Transjugular intrahepatic portosystemic shunt procedures, or TIPS involve decompressing the portal vein by shunting a portal venule to a lower pressure systemic venule, under guidance with fluoroscopy. Since it treats the root cause of portal hypertension gastropathy, it has been putatively used for the condition. The literature reports suggest both regression of portal hypertensive gastropathy on endoscopic images and improvement in bleeding after TIPS.
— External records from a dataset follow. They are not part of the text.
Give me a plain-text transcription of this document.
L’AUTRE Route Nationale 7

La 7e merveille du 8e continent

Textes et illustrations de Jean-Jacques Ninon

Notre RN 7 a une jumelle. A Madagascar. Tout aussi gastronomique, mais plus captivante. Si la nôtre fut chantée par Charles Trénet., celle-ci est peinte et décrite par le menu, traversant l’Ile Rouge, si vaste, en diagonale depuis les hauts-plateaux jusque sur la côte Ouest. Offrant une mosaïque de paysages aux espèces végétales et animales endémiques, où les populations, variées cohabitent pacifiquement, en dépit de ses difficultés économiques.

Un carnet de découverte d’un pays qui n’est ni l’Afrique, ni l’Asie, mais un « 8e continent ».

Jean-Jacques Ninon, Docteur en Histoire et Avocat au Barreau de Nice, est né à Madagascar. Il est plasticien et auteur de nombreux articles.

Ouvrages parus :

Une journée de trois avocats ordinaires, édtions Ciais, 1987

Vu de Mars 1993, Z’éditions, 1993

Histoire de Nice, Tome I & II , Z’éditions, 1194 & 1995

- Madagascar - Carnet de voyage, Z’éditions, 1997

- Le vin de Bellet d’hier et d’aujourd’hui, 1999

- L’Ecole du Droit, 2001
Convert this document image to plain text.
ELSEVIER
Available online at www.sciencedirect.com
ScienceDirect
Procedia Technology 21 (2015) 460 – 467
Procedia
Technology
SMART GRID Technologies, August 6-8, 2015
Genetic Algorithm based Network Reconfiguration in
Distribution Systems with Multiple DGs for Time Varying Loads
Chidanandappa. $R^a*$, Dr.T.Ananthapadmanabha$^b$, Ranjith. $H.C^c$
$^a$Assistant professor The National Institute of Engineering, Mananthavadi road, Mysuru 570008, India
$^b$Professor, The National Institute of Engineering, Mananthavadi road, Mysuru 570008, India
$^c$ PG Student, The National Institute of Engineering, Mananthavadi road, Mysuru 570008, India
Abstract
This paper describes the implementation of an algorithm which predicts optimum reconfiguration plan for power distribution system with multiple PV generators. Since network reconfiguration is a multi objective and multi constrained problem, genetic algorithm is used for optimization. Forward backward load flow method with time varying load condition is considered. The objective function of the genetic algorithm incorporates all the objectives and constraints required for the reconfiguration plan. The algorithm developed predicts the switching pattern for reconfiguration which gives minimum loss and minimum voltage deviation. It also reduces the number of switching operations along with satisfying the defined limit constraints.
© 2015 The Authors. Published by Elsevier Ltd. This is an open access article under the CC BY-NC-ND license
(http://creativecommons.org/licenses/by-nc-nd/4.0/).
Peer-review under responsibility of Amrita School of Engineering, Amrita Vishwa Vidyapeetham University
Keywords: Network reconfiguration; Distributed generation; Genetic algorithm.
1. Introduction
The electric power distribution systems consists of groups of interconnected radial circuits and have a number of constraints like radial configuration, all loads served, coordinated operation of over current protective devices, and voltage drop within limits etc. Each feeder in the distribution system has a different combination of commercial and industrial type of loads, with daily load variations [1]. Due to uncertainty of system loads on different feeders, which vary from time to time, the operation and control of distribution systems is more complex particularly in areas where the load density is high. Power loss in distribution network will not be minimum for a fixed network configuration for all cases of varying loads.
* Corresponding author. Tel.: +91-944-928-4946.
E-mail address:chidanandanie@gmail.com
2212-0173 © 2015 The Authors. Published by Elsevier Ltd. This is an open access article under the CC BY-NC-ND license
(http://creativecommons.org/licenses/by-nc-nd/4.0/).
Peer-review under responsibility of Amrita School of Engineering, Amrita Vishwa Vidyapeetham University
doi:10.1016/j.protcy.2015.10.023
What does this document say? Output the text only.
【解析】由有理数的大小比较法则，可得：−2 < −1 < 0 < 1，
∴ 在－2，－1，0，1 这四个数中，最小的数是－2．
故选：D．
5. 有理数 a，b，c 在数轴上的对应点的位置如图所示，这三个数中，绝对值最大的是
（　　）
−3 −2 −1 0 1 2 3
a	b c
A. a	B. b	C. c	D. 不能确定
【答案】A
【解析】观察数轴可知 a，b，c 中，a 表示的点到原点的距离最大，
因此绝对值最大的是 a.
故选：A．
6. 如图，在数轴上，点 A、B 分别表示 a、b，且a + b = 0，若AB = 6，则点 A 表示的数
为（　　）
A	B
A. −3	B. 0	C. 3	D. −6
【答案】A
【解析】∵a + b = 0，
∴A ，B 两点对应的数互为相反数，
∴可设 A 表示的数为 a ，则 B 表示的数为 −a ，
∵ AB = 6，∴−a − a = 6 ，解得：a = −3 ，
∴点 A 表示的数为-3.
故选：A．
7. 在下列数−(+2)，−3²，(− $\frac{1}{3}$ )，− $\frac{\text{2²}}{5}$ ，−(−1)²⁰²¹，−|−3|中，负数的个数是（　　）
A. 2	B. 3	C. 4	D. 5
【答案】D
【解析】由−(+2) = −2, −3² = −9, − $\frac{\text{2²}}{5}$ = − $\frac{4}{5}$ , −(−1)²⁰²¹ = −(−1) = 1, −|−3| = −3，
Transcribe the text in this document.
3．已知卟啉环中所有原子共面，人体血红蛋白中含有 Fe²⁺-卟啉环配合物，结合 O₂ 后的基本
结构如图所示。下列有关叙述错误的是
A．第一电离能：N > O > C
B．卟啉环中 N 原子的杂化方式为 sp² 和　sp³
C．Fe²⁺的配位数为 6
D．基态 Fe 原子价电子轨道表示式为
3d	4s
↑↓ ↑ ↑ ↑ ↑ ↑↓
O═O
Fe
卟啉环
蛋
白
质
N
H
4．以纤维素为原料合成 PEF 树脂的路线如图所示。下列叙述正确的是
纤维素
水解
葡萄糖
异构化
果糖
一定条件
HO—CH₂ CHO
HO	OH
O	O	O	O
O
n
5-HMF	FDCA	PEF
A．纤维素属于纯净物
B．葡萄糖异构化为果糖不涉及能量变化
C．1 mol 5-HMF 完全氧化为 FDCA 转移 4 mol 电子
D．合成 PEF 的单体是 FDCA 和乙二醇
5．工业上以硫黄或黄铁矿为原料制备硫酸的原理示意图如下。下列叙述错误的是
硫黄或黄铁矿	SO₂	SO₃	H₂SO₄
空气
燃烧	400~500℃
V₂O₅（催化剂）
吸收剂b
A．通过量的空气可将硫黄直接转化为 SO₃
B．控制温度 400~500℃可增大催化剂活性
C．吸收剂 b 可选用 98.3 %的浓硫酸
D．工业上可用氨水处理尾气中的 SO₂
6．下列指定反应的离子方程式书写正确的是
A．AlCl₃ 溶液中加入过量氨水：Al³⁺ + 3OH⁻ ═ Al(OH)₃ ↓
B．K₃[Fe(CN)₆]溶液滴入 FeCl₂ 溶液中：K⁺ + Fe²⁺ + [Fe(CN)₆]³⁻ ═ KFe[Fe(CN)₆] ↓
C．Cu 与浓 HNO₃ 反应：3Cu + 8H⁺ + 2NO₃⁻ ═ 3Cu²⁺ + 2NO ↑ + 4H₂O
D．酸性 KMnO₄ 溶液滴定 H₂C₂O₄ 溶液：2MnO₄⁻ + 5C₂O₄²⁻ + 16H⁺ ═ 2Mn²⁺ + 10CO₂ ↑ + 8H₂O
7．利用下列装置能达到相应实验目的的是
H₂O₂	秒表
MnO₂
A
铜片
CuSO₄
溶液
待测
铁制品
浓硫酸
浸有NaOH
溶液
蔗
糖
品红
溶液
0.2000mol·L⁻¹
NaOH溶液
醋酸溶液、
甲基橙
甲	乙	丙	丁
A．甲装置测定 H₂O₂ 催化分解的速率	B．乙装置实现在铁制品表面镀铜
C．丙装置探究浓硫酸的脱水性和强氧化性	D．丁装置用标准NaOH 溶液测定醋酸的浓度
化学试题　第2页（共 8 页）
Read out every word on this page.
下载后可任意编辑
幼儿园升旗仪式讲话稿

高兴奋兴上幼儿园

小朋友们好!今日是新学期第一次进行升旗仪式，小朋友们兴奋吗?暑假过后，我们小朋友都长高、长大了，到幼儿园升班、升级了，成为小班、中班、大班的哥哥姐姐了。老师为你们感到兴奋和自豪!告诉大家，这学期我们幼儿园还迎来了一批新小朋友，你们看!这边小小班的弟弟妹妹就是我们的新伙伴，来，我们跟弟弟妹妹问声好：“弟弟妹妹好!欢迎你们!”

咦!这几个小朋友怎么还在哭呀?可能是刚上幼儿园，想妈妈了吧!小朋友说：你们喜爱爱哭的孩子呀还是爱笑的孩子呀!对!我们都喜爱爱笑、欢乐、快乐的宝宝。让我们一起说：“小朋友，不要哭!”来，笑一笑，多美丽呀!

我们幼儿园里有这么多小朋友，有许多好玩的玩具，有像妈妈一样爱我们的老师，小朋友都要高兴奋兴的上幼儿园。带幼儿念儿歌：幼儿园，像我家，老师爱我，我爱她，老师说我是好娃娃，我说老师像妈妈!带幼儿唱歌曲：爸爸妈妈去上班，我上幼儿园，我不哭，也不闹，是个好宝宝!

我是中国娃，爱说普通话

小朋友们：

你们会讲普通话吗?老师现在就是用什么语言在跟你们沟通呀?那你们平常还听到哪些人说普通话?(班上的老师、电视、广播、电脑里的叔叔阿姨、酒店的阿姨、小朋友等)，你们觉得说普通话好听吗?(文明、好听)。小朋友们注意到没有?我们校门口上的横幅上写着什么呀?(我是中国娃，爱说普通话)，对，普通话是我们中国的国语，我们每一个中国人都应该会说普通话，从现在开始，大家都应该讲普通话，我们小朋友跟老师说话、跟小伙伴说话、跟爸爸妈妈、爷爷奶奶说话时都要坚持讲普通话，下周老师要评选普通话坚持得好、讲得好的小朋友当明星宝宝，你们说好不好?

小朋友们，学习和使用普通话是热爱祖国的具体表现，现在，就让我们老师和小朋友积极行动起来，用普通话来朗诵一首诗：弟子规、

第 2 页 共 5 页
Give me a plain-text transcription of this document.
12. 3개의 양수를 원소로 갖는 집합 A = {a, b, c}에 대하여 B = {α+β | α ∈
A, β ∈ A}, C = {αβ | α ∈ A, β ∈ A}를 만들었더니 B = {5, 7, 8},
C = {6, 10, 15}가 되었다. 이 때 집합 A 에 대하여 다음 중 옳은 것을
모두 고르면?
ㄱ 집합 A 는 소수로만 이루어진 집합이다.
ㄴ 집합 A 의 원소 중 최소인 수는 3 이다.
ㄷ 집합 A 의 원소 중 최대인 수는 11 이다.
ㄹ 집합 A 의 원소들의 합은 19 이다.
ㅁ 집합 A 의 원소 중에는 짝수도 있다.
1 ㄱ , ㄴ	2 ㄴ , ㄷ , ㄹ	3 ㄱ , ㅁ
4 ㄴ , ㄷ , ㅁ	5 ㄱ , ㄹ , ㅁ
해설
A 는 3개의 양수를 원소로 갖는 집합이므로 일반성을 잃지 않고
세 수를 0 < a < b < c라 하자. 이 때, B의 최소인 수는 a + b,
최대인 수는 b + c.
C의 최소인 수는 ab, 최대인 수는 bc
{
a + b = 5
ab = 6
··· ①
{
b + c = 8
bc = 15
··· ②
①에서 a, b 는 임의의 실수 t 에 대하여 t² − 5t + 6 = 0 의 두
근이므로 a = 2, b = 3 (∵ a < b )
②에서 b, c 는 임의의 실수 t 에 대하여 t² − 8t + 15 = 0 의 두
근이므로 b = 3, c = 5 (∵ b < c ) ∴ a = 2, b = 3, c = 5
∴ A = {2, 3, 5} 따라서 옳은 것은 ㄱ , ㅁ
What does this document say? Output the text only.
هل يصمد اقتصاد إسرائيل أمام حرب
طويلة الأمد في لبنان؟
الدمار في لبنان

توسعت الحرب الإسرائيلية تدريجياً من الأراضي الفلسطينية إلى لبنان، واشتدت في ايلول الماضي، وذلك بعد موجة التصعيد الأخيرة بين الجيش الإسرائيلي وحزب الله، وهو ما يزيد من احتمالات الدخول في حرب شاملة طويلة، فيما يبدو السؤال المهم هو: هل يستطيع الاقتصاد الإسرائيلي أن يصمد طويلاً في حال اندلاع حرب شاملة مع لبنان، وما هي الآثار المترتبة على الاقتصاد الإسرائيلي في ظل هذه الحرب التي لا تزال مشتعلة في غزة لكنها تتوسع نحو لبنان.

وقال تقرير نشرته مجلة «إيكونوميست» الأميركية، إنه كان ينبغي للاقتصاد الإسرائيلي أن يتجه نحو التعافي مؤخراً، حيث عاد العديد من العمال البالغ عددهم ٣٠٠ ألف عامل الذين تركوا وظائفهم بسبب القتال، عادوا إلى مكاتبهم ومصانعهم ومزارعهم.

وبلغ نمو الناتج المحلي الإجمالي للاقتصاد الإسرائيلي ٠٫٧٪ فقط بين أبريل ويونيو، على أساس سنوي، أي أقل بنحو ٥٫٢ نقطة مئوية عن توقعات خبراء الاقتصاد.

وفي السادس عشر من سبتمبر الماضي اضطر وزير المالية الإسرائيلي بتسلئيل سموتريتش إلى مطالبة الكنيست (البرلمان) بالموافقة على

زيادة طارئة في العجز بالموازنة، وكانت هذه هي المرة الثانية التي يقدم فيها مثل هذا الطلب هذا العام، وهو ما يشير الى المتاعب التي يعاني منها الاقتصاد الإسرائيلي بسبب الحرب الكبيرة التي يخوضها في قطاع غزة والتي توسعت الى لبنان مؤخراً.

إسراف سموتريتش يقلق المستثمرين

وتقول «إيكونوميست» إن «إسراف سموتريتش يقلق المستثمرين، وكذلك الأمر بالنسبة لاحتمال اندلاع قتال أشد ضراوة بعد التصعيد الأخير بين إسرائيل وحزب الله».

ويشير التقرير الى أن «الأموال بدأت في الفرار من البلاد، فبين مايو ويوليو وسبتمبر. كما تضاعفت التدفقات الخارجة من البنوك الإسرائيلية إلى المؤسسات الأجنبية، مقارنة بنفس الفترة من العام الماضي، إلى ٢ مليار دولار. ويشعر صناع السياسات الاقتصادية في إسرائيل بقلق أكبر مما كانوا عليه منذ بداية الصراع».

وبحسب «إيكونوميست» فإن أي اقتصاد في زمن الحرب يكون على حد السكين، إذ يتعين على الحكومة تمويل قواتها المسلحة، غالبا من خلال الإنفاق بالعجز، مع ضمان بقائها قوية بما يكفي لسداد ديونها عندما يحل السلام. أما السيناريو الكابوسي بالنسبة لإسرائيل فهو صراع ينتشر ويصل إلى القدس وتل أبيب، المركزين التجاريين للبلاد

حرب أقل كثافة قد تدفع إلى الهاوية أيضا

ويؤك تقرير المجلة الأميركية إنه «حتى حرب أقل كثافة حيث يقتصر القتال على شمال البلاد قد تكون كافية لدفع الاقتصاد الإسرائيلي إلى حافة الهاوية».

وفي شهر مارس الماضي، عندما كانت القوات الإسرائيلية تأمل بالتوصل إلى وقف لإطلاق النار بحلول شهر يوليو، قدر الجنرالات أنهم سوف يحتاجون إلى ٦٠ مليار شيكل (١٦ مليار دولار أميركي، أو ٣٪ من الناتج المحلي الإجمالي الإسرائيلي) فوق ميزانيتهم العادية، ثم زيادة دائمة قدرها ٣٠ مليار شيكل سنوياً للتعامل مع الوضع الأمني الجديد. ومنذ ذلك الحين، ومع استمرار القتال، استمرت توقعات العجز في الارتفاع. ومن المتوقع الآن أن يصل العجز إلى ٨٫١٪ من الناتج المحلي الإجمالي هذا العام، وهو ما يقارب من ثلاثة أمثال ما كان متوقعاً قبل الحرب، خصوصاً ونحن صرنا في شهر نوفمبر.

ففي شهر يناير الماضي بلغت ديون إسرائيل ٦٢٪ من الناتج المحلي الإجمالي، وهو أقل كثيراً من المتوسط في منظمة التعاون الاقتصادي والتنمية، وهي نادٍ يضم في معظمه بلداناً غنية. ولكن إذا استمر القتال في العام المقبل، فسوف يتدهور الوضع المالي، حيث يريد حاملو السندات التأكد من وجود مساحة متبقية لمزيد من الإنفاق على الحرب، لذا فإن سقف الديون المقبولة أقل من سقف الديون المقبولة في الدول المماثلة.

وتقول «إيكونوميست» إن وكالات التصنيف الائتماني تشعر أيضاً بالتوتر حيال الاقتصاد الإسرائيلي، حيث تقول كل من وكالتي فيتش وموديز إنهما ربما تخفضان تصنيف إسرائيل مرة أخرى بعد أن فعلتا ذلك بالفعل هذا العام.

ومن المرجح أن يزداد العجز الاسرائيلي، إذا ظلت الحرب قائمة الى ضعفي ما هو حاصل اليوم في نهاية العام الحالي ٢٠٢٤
Finally, cryotherapy involves the use of pressurized carbon dioxide administered through the endoscope to freeze and destroy tissue in a focal area. It is being studied for the treatment of portal hypertensive gastropathy.

==Similar conditions==
Congestion of the mucosa in other parts of the gastrointestinal tract can also be seen in portal hypertension. When the condition involves the colon, it is termed portal hypertensive colopathy.